The album reminds me of Britannia Music Club, a company that would hook you in by offering you five or six CDs for the price of one, under the proviso that you then had to buy something like six CDs from them over the next two years at full price (and full price for a CD in the late 1990s was the best part of £20). They would also recommend an album for you every month, and if you didn’t physically post the form back to them to say no, they would assume you wanted the CD and charge you for it. I think Up was one of the ones they tried to flog me since they knew I liked “indie”.
Anyway I’m going off one. Regarding R.E.M., it’s not very fashionable to name Automatic for the People as your favourite of their albums, but it’s probably true for me. It has the right balance of the drive and rawness of their early college rock years, and the more meticulous arrangement of their later, radio-friendly material. Plus it’s full of simply phenomenal songs – Everybody Hurts, Try Not To Breathe, Nightswimming, Man on the Moon, The Sidewinder Sleeps Tonite, the list goes on…

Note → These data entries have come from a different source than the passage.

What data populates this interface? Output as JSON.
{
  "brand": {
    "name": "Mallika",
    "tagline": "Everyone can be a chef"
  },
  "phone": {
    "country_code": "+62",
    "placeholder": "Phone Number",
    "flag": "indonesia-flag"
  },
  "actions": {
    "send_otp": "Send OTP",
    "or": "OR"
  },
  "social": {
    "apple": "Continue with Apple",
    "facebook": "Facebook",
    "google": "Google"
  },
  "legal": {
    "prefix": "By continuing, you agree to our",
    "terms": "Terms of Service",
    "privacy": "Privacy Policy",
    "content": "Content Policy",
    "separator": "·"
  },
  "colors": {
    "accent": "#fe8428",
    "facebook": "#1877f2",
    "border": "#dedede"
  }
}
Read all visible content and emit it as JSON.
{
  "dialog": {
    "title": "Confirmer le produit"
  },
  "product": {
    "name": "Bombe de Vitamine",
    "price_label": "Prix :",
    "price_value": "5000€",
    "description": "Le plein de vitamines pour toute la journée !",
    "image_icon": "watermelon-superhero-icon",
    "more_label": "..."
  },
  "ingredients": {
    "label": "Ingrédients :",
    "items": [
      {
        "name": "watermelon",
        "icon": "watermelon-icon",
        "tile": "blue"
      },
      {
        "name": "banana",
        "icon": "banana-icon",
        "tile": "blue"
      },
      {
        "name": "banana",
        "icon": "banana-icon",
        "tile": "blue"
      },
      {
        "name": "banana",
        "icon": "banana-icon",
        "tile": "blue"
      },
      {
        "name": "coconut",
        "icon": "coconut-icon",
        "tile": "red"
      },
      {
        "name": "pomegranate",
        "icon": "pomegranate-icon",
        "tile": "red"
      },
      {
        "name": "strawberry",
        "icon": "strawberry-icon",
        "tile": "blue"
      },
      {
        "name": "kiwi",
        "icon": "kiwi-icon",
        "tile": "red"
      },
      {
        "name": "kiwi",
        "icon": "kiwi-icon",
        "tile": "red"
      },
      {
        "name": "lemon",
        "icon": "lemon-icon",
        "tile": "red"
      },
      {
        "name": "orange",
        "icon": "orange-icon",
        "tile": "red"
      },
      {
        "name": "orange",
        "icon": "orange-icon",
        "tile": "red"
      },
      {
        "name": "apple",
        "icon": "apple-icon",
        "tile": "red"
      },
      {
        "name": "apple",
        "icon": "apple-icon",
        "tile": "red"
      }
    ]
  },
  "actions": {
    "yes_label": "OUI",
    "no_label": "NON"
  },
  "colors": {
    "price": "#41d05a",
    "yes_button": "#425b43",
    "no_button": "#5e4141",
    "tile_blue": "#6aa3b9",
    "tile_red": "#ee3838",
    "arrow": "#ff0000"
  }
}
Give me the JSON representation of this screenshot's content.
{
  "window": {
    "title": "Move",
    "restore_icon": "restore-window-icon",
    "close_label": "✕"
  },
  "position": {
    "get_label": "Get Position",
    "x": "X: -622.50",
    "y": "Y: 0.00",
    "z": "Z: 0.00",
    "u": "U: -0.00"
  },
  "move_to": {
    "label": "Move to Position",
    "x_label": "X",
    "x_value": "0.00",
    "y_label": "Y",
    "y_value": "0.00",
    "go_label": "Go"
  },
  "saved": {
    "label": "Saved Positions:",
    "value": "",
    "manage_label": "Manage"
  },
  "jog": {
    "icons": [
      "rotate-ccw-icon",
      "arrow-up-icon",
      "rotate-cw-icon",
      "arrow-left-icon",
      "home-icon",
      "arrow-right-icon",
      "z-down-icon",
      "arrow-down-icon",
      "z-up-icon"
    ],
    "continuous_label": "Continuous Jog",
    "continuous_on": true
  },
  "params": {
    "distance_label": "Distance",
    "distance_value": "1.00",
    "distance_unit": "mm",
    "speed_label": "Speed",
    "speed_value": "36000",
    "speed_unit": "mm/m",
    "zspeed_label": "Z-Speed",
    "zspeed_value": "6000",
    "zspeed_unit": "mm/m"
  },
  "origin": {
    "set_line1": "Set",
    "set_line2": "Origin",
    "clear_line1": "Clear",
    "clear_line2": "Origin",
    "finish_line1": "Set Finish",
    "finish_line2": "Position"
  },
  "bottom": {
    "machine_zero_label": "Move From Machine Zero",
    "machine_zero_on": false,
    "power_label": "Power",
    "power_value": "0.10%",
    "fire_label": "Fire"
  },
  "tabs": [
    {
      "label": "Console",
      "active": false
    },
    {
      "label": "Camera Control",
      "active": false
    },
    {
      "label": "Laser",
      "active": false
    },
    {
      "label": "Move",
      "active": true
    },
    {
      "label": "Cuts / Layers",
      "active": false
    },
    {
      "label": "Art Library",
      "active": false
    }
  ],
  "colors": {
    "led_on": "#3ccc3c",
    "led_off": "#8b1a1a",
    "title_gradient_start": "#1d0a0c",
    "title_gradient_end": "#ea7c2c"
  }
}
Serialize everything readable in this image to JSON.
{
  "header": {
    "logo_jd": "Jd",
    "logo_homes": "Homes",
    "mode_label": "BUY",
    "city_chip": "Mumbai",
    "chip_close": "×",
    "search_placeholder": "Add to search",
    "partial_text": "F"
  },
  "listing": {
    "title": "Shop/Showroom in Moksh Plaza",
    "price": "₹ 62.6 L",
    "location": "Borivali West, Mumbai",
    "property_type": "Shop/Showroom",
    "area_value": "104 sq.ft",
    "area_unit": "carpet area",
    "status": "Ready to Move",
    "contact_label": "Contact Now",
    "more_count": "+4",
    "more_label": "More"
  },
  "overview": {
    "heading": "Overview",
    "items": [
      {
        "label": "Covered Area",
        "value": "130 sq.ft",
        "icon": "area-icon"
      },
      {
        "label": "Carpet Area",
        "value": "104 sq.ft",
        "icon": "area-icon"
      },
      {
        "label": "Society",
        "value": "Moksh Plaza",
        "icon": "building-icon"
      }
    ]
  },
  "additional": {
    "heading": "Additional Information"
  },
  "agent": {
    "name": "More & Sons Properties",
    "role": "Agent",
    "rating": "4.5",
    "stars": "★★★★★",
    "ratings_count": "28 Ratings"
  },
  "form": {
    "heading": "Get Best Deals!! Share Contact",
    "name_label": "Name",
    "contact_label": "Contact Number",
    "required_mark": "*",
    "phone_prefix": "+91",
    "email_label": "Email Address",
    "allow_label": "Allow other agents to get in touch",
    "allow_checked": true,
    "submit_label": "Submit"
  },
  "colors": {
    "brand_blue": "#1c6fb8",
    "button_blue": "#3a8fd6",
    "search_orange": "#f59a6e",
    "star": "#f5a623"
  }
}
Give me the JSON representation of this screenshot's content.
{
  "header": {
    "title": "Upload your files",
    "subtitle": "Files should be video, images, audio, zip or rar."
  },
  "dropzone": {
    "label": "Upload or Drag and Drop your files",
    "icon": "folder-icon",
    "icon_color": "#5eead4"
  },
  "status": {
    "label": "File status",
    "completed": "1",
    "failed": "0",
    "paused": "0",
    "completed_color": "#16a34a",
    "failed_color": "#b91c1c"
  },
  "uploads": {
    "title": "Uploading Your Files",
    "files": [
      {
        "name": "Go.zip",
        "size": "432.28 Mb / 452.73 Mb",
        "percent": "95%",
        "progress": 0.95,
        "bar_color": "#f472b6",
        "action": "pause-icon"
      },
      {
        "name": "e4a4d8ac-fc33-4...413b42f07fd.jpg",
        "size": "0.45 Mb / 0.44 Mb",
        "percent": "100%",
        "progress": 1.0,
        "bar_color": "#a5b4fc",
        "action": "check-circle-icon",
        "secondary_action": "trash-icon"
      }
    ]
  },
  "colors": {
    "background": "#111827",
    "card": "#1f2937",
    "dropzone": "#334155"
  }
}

The more electronic-influenced Up came six years later and, for my liking, it strays a little too far from the alt-rock sound I associate them with. They probably didn’t really recapture that spirit until 2008’s Accelerate, in fact.
Still, it’s R.E.M., so it goes without saying that the songs are lyrically intriguing (see ‘Hope’ for the best example) and carefully crafted, with ‘Diminished / I’m Not Over You’ standing out.